The first regular expression I mentioned above will manage to capture Footnote 2 in this example text, but it will not capture Footnote 1 because it contains line breaks.
Any improvements on my regular expression would be most appreciated.
Try
#"\\[Footnote[^\\]]*\\]";
This should match across newlines. No need to put a single character into a character class, either.
As a commented, multiline regex (without string escapes):
\[ # match a literal [
Footnote # match literal "Footnote"
[^\]]* # match zero or more characters except ]
\] # match ]
Inside a character class ([...]), the caret ^ takes on a different meaning; it negates the contents of the class. So [ab] matches a or b, whereas [^ab] matches any character except a or b.
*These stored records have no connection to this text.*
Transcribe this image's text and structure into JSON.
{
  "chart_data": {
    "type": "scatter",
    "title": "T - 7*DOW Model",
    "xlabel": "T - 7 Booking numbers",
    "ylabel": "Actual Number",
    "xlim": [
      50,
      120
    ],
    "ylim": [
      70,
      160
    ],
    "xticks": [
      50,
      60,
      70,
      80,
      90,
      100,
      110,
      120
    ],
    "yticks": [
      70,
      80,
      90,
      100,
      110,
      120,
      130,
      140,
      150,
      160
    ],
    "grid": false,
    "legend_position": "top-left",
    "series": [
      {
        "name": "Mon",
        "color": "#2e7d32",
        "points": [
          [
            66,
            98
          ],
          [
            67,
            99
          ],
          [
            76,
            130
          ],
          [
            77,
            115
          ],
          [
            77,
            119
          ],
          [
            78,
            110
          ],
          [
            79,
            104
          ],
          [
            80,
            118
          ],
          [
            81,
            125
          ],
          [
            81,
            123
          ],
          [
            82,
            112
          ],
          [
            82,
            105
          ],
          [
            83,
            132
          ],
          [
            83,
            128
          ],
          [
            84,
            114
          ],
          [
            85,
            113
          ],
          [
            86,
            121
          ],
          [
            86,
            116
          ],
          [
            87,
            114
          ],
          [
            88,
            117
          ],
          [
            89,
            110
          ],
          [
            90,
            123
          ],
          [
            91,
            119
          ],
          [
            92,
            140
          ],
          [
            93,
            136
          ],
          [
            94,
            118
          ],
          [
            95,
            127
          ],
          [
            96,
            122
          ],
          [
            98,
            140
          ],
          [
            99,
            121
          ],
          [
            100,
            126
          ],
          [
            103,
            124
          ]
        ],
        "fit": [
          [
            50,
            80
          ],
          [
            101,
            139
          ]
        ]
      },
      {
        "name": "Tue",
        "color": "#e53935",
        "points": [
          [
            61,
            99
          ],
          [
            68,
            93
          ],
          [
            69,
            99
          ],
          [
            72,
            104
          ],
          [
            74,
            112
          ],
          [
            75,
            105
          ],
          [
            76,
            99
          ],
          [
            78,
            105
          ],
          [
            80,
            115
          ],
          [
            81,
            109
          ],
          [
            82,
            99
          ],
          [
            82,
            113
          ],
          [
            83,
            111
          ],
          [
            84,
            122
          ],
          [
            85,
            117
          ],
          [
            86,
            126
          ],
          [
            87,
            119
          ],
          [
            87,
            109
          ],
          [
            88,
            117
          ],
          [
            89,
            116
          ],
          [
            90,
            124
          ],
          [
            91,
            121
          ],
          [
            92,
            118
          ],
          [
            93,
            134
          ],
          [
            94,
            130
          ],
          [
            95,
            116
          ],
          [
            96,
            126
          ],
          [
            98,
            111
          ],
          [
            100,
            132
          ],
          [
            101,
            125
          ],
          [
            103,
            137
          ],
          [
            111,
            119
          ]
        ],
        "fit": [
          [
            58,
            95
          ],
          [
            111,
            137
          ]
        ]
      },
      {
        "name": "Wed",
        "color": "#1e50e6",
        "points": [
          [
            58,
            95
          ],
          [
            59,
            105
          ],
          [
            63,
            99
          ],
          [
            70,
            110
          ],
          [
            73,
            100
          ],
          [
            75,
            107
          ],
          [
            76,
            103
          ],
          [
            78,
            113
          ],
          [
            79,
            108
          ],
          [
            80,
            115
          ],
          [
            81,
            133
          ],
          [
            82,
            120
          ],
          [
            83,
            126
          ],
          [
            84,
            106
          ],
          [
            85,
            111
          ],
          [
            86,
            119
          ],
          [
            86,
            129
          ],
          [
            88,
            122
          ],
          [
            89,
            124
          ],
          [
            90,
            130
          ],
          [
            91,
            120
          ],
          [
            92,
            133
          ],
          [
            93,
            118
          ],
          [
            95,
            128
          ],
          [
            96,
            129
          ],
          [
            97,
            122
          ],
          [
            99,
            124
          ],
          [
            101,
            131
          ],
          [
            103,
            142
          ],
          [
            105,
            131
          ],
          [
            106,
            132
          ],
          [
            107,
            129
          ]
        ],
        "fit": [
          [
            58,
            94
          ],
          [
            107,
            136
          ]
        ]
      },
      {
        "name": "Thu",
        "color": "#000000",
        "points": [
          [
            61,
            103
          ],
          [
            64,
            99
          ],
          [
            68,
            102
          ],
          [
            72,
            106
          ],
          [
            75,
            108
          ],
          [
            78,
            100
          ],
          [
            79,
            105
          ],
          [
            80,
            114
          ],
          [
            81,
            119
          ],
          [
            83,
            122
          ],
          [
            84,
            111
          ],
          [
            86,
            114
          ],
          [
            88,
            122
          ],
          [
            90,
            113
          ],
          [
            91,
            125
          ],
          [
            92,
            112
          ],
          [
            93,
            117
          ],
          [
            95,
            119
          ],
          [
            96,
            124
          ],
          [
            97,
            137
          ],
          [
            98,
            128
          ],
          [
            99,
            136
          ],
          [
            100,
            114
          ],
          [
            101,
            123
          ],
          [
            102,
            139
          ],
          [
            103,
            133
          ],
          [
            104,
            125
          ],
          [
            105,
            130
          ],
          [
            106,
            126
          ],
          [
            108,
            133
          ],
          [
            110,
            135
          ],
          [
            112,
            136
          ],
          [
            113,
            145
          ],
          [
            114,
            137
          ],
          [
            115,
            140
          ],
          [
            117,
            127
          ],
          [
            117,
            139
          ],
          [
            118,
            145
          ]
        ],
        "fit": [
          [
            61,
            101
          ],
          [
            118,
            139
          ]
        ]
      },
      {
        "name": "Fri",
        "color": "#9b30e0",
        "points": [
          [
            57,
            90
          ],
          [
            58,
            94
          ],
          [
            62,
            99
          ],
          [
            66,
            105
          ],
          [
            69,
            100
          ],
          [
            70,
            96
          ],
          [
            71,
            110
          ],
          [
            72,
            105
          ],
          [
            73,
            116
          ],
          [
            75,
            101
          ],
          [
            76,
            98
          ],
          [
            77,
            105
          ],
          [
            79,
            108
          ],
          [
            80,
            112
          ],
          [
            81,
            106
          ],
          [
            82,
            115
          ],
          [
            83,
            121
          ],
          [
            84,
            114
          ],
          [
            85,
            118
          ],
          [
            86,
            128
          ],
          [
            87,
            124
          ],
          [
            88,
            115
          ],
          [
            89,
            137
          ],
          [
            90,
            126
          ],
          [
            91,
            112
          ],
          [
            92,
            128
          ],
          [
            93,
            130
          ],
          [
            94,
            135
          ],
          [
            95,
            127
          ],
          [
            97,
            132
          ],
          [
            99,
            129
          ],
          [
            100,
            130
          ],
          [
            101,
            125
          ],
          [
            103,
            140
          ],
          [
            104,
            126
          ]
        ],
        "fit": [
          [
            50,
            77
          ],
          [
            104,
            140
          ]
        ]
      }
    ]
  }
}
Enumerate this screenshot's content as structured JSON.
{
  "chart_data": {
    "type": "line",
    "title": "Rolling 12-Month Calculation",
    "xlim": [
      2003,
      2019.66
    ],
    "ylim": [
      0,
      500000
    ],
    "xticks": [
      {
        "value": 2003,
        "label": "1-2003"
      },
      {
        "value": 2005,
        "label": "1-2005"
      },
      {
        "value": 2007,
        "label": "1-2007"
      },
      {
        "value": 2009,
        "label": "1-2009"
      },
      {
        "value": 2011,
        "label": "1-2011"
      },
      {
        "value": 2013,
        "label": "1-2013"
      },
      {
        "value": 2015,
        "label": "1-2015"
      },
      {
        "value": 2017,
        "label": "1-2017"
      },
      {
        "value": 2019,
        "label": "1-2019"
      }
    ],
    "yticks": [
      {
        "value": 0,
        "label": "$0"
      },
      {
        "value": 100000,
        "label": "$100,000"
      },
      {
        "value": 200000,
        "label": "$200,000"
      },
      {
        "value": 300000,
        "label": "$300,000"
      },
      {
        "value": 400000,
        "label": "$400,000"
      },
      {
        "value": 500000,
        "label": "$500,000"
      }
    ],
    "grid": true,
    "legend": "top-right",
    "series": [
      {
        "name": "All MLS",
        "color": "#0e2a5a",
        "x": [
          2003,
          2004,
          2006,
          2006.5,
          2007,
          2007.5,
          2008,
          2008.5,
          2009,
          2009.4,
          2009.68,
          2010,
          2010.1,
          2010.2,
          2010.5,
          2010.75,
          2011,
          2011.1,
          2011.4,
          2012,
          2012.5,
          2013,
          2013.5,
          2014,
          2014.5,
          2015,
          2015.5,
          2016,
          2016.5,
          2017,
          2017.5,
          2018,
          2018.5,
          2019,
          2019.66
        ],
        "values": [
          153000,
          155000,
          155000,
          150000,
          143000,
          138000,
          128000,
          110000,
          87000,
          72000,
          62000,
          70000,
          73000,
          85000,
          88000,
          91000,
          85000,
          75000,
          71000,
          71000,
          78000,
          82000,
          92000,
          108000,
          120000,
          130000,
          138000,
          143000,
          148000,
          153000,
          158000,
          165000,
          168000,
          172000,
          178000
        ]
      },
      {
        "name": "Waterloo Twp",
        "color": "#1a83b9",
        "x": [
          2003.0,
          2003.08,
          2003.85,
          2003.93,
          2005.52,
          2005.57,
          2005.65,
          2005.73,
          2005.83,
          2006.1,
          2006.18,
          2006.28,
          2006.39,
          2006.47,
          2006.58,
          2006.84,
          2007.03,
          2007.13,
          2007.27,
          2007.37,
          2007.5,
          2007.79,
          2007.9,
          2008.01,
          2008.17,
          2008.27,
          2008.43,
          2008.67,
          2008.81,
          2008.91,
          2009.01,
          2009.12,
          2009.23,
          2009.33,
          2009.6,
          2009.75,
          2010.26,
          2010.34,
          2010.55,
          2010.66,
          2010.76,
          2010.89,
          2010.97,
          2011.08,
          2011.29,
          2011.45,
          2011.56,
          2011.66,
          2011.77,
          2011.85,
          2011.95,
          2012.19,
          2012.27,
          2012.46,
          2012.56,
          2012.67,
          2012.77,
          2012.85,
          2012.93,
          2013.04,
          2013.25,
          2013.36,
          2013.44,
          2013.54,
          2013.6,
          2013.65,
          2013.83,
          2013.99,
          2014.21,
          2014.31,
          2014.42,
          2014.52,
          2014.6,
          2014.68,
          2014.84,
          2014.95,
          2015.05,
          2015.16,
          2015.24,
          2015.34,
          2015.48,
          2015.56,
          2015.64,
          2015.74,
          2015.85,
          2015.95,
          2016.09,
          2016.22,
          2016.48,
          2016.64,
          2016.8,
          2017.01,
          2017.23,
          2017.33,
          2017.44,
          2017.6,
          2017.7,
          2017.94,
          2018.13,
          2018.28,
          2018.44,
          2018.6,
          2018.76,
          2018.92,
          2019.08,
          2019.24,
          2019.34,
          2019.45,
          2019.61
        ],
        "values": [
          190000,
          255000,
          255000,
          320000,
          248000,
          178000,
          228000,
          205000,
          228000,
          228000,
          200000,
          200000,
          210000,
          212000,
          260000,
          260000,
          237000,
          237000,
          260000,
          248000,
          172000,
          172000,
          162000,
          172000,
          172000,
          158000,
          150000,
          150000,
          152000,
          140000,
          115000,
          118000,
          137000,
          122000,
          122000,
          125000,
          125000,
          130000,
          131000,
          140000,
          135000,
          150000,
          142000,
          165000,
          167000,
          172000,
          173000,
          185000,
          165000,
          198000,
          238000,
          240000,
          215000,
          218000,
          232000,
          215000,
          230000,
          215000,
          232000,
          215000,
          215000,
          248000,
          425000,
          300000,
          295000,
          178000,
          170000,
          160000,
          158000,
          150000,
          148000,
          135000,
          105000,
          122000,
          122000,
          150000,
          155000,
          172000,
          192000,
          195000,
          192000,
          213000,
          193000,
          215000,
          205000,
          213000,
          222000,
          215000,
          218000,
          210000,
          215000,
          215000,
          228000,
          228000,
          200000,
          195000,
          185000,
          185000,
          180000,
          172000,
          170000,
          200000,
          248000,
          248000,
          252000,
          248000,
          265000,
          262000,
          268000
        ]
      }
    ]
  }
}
Of course, if you have nested footnotes, this will malfunction. A text like [Footnote foo [footnote bar] foo] will match from the beginning until bar]. To avoid this, change the regex to
#"\\[Footnote[^\\]\\[]*\\]";
so neither opening nor closing brackets are allowed. Then of course, you only match the innermost Footnotes and will have to apply the same regex twice (or more, depending on the maximum level of nesting) to the entire text, "peeling back" layer by layer.